We offer services and support to get maintenance processes working efficiently, helping clients to get incident and change processes up and running and operating smoothly. We train users to use Remedy effectively, improving reporting and making sure processes are embedded.

We also offer a mentorship service. Remedy is a sophisticated service desk system and over time established processes start to fail when people leave, SLAs change and new products are added - running a tower operation is a living, growing beast, while Remedy needs to be kept updated. In response, Quintica will sell blocks of time over a year in which we’ll refine the integration of reporting, the setting of monitoring tools et cetera. For example, for a client in Kenya we have two people onsite all the time to look after tools around Remedy.

We also offer our unique MAST simulations; group exercises that simulate a day in the life of a towerco.
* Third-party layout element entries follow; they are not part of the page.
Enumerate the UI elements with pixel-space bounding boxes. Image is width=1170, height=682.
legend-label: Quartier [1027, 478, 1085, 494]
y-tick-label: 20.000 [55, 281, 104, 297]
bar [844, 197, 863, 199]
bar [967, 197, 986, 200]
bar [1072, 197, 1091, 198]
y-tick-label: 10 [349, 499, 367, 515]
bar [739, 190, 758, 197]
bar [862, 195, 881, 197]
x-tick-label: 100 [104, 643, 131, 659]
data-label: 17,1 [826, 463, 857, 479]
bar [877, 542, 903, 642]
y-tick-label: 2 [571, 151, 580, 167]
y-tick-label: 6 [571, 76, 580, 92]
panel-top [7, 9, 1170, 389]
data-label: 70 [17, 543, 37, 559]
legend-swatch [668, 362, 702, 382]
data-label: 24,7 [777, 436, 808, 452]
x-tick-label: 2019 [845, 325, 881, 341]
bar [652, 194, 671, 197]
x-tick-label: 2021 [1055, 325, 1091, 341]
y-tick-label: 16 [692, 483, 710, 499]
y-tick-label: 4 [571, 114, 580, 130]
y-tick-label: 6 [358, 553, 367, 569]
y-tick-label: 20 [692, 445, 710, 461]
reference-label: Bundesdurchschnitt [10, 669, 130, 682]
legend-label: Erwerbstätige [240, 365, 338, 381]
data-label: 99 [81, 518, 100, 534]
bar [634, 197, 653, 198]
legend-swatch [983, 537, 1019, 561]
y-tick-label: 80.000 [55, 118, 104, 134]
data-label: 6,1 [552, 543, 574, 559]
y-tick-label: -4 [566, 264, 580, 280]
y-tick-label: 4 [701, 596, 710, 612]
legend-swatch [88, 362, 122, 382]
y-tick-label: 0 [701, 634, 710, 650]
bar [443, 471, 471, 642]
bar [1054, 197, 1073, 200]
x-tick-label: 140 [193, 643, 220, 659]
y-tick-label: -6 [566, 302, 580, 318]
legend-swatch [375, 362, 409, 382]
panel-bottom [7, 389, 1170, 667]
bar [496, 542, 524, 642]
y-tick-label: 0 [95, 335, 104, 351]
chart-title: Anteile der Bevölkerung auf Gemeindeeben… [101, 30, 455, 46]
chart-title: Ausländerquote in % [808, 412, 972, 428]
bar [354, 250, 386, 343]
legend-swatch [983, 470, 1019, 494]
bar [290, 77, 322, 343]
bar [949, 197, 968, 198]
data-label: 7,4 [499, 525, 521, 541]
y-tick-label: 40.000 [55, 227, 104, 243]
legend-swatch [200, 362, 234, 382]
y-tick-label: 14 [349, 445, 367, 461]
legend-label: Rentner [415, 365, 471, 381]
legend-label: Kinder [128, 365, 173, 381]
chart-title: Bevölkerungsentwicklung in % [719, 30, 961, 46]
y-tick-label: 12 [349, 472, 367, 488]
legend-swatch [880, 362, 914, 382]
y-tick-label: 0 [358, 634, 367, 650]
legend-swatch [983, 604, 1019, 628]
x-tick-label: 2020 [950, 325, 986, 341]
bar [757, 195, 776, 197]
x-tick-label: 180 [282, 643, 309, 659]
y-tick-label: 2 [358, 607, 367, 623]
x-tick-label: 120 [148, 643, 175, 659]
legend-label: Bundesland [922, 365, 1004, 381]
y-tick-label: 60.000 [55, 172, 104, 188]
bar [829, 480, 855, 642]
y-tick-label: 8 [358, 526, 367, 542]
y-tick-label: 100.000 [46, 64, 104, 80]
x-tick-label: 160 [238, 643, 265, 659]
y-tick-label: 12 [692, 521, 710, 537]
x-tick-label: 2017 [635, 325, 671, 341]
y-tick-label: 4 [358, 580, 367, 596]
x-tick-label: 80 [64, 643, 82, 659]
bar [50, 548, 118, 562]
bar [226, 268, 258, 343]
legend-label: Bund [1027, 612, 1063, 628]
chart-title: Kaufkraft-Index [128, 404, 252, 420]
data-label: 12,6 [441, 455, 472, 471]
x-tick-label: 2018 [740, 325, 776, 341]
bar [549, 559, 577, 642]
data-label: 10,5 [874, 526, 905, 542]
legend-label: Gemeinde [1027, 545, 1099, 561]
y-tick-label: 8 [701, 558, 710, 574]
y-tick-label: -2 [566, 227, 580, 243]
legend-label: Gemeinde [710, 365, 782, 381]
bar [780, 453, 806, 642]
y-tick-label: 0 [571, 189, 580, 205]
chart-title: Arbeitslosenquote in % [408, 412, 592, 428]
We give participants a number of realistic service management challenges to help them understand the processes, SLAs, KPIs, reporting, and integration necessary for a towerco to work effectively.

Quintica is tried and tested managing thousands of cell sites in Africa, many with multiple tenants. Having the ability to manage, monitor and report on multi dimensional SLA’s in an independent fashion is a huge strength

TowerXchange: Finally, please sum up how you would differentiate Quintica from your competitors.

Charles Osburn, CEO, Quintica:

We’ve built our OS3 SITE solution for the tower industry on top of BMC’s Remedy platform. Using Remedy is a big advantage as it’s the most widely used and best solution in the industry, and offers a very stable, reliable platform. Competitors that have built their own product from scratch don’t have the depth of functionality already built in that Remedy has, and don’t have the capabilities that we’ve built on top of it to make it telecoms specific for both passive as well as active infrastructure. Coupled with the other products in the Quindell OS3 Frameworks suite (SPO and SPE) we can truly start offering solutions up the “food chain” into the OSS and CRM platforms.

We offer highly customisable solutions. It’s not built for just one customer, it’s highly modularised, has full user manuals, installation instructions, and the use of our support teams. Most importantly, Quintica is tried and tested managing thousands of cell sites, many with multiple tenants, in Africa. Having the ability to manage, monitor and report on multi dimensional SLA’s in an independent fashion is a huge strength.

Automation is one of our main USPs; from incident creation, reporting, and escalation to passing job tickets to mobile devices via our mobility solution. We also have exceptional workflow capabilities - Quintica isn’t just a sophisticated database, we’ve mapped and automated critical processes. When towercos sell space to a new tenant, we track everything from logging the new tenant enquiry, automating workflow delivery to the right person, analysis of the application, technical and financial review... by the time the new tenant’s equipment arrives on site you have all the data in place (contract, equipment specifications, load requirement, who sold it et cetera) in order to meet and exceed that tenant’s expectations and SLA.

As mentioned previously, our OS3 SITE solution, part of the Quindell OS3 Frameworks product suite for the Telecommunications industry, will soon be sold directly via the BMC MarketZone portal, which would allow any BMC salesperson or partner to access, purchase and sell our technology suites globally. This is indeed a great endorsement of our product!